Fix the problem running Vertex AI local-run with GPU based training docker asia-docker.pkg.dev/vertex-ai/training/pytorch-gpu.2-3.py310:latest
producing error with Transformer Trainer()
gcloud ai custom-jobs local-run --gpu --executor-image-uri=asia-docker.pkg.dev/vertex-ai/training/pytorch-gpu.2-3.py310:latest --local-package-path=YOUR_PYTHON_PACKAGE --script=YOUR_SCRIPT_PYTHON_FILE
The error appear
/opt/conda/lib/python3.10/site-packages/transformers/training_args.py:1575: FutureWarning: `evaluation_strategy` is deprecated and will be removed in version 4.46 of
Transformers.

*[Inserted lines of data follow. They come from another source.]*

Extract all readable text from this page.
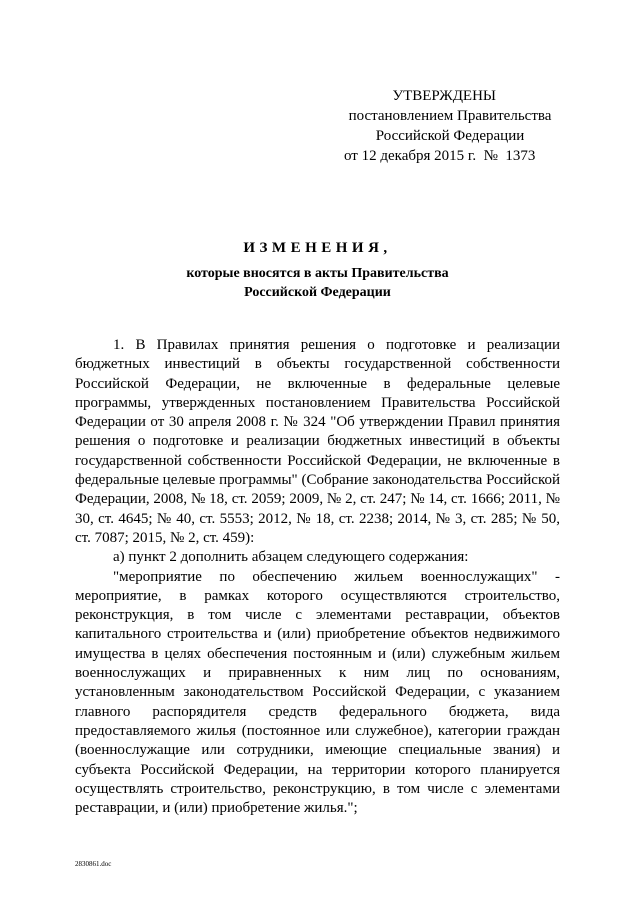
УТВЕРЖДЕНЫ
постановлением Правительства
Российской Федерации
от 12 декабря 2015 г.  №  1373
ИЗМЕНЕНИЯ,
которые вносятся в акты Правительства
Российской Федерации

1. В Правилах принятия решения о подготовке и реализации бюджетных инвестиций в объекты государственной собственности Российской Федерации, не включенные в федеральные целевые программы, утвержденных постановлением Правительства Российской Федерации от 30 апреля 2008 г. № 324 "Об утверждении Правил принятия решения о подготовке и реализации бюджетных инвестиций в объекты государственной собственности Российской Федерации, не включенные в федеральные целевые программы" (Собрание законодательства Российской Федерации, 2008, № 18, ст. 2059; 2009, № 2, ст. 247; № 14, ст. 1666; 2011, № 30, ст. 4645; № 40, ст. 5553; 2012, № 18, ст. 2238; 2014, № 3, ст. 285; № 50, ст. 7087; 2015, № 2, ст. 459):

а) пункт 2 дополнить абзацем следующего содержания:

"мероприятие по обеспечению жильем военнослужащих" - мероприятие, в рамках которого осуществляются строительство, реконструкция, в том числе с элементами реставрации, объектов капитального строительства и (или) приобретение объектов недвижимого имущества в целях обеспечения постоянным и (или) служебным жильем военнослужащих и приравненных к ним лиц по основаниям, установленным законодательством Российской Федерации, с указанием главного распорядителя средств федерального бюджета, вида предоставляемого жилья (постоянное или служебное), категории граждан (военнослужащие или сотрудники, имеющие специальные звания) и субъекта Российской Федерации, на территории которого планируется осуществлять строительство, реконструкцию, в том числе с элементами реставрации, и (или) приобретение жилья.";

2830861.doc
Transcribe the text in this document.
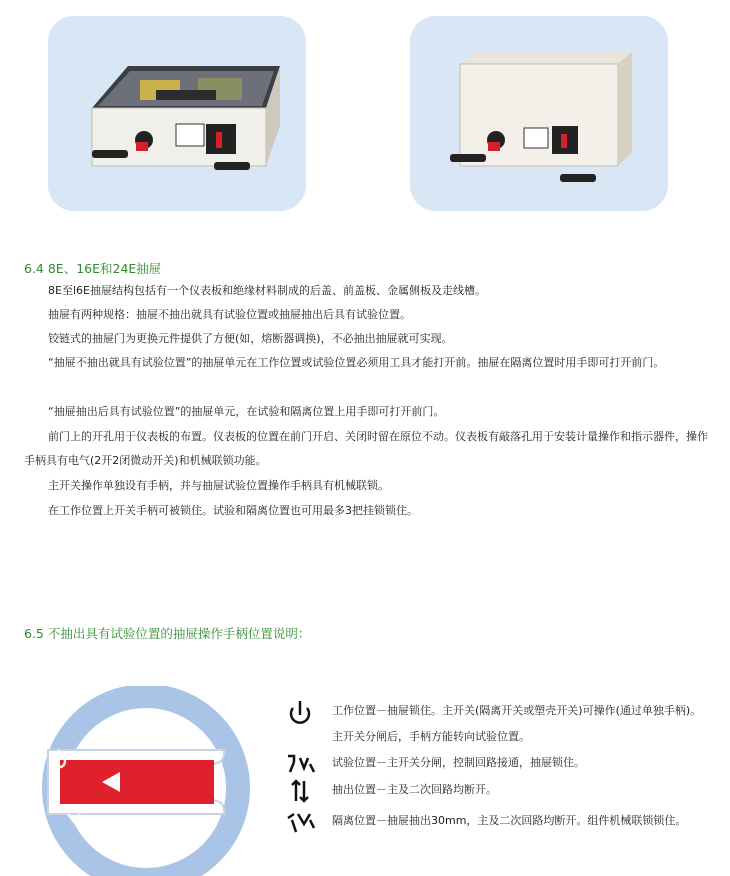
6.4 8E、16E和24E抽屉

8E至l6E抽屉结构包括有一个仪表板和绝缘材料制成的后盖、前盖板、金属侧板及走线槽。

抽屉有两种规格：抽屉不抽出就具有试验位置或抽屉抽出后具有试验位置。

铰链式的抽屉门为更换元件提供了方便(如，熔断器调换)，不必抽出抽屉就可实现。

“抽屉不抽出就具有试验位置”的抽屉单元在工作位置或试验位置必须用工具才能打开前。抽屉在隔离位置时用手即可打开前门。

“抽屉抽出后具有试验位置”的抽屉单元，在试验和隔离位置上用手即可打开前门。

前门上的开孔用于仪表板的布置。仪表板的位置在前门开启、关闭时留在原位不动。仪表板有敲落孔用于安装计量操作和指示器件，操作手柄具有电气(2开2闭微动开关)和机械联锁功能。

主开关操作单独设有手柄，并与抽屉试验位置操作手柄具有机械联锁。

在工作位置上开关手柄可被锁住。试验和隔离位置也可用最多3把挂锁锁住。

6.5 不抽出具有试验位置的抽屉操作手柄位置说明：
工作位置－抽屉锁住。主开关(隔离开关或塑壳开关)可操作(通过单独手柄)。主开关分闸后，手柄方能转向试验位置。
试验位置－主开关分闸，控制回路接通，抽屉锁住。
抽出位置－主及二次回路均断开。
隔离位置－抽屉抽出30mm，主及二次回路均断开。组件机械联锁锁住。
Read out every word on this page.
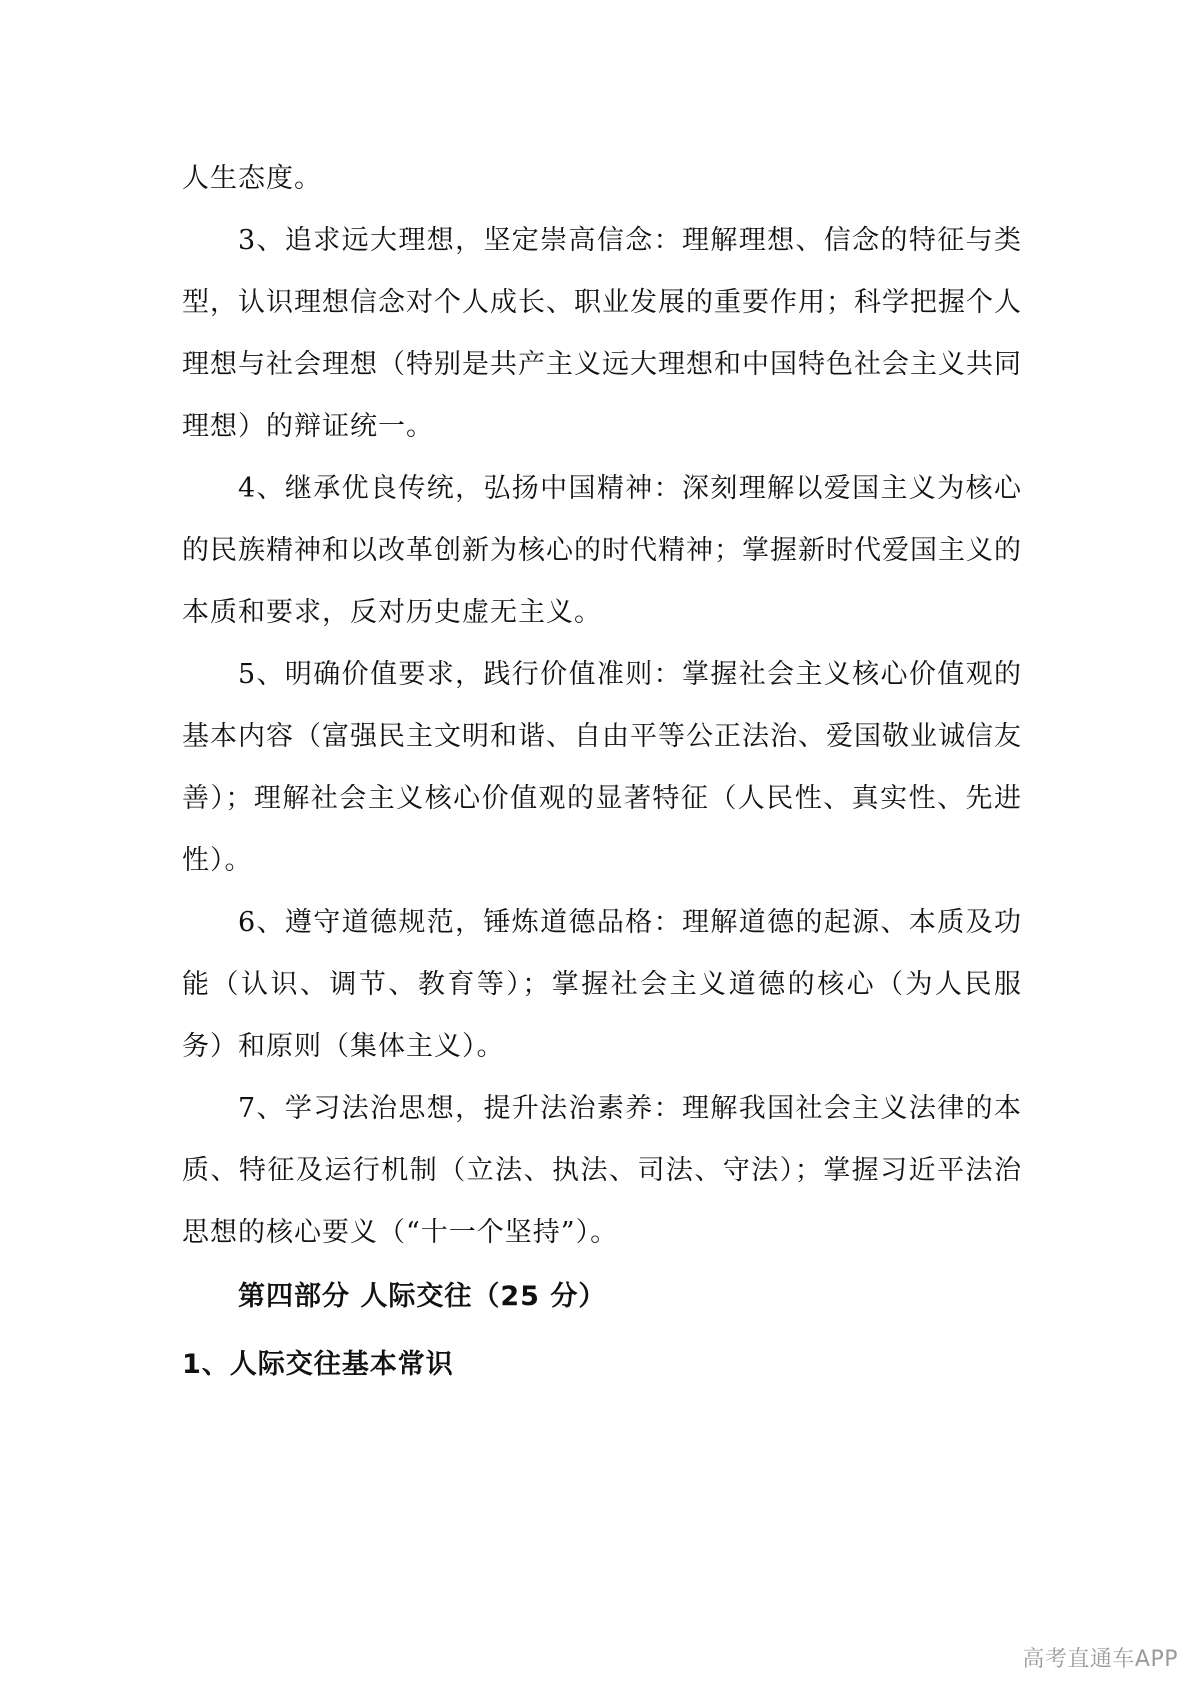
人生态度。

3、追求远大理想，坚定崇高信念：理解理想、信念的特征与类型，认识理想信念对个人成长、职业发展的重要作用；科学把握个人理想与社会理想（特别是共产主义远大理想和中国特色社会主义共同理想）的辩证统一。

4、继承优良传统，弘扬中国精神：深刻理解以爱国主义为核心的民族精神和以改革创新为核心的时代精神；掌握新时代爱国主义的本质和要求，反对历史虚无主义。

5、明确价值要求，践行价值准则：掌握社会主义核心价值观的基本内容（富强民主文明和谐、自由平等公正法治、爱国敬业诚信友善）；理解社会主义核心价值观的显著特征（人民性、真实性、先进性）。

6、遵守道德规范，锤炼道德品格：理解道德的起源、本质及功能（认识、调节、教育等）；掌握社会主义道德的核心（为人民服务）和原则（集体主义）。

7、学习法治思想，提升法治素养：理解我国社会主义法律的本质、特征及运行机制（立法、执法、司法、守法）；掌握习近平法治思想的核心要义（“十一个坚持”）。

第四部分 人际交往（25 分）

1、人际交往基本常识

高考直通车APP
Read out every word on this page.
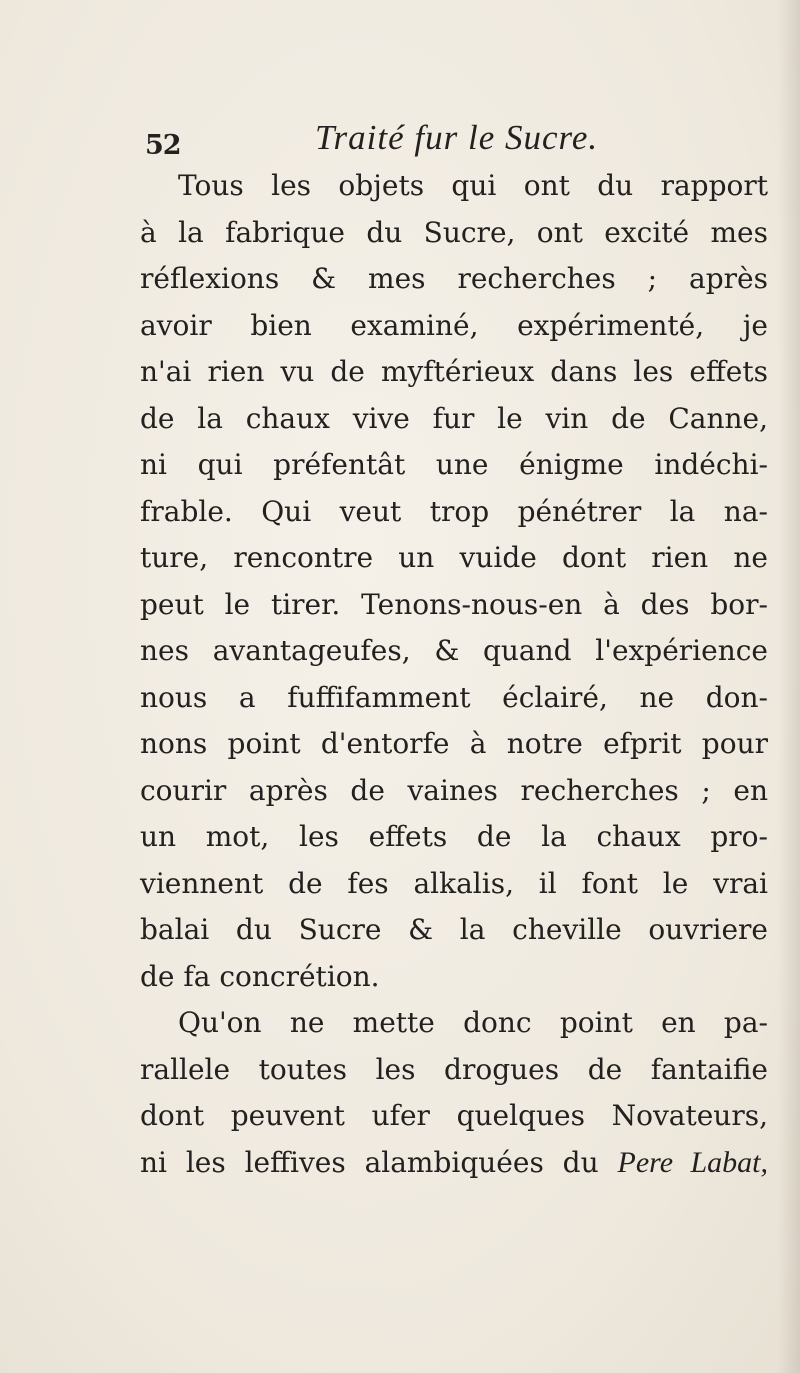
52	Traité fur le Sucre.
Tous les objets qui ont du rapport
à la fabrique du Sucre, ont excité mes
réflexions & mes recherches ; après
avoir bien examiné, expérimenté, je
n'ai rien vu de myftérieux dans les effets
de la chaux vive fur le vin de Canne,
ni qui préfentât une énigme indéchi-
frable. Qui veut trop pénétrer la na-
ture, rencontre un vuide dont rien ne
peut le tirer. Tenons-nous-en à des bor-
nes avantageufes, & quand l'expérience
nous a fuffifamment éclairé, ne don-
nons point d'entorfe à notre efprit pour
courir après de vaines recherches ; en
un mot, les effets de la chaux pro-
viennent de fes alkalis, il font le vrai
balai du Sucre & la cheville ouvriere
de fa concrétion.
Qu'on ne mette donc point en pa-
rallele toutes les drogues de fantaifie
dont peuvent ufer quelques Novateurs,
ni les leffives alambiquées du Pere Labat,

Use `eval_strategy` instead
warnings.warn(
Setting up Trainer...
Starting training...
0%| | 0/3060 [00:00<?, ?it/s]terminate called after throwing an instance of 'std::runtime_error'
what(): torch_xla/csrc/runtime/runtime.cc:31 : $PJRT_DEVICE is not set.
exit status 139
ERROR: (gcloud.ai.custom-jobs.local-run)
Docker failed with error code 139.
Command: docker run --rm --runtime nvidia -v -e --ipc host
This problem what(): torch_xla/csrc/runtime/runtime.cc:31 : $PJRT_DEVICE is not set.
apparently because the PyTorch issue.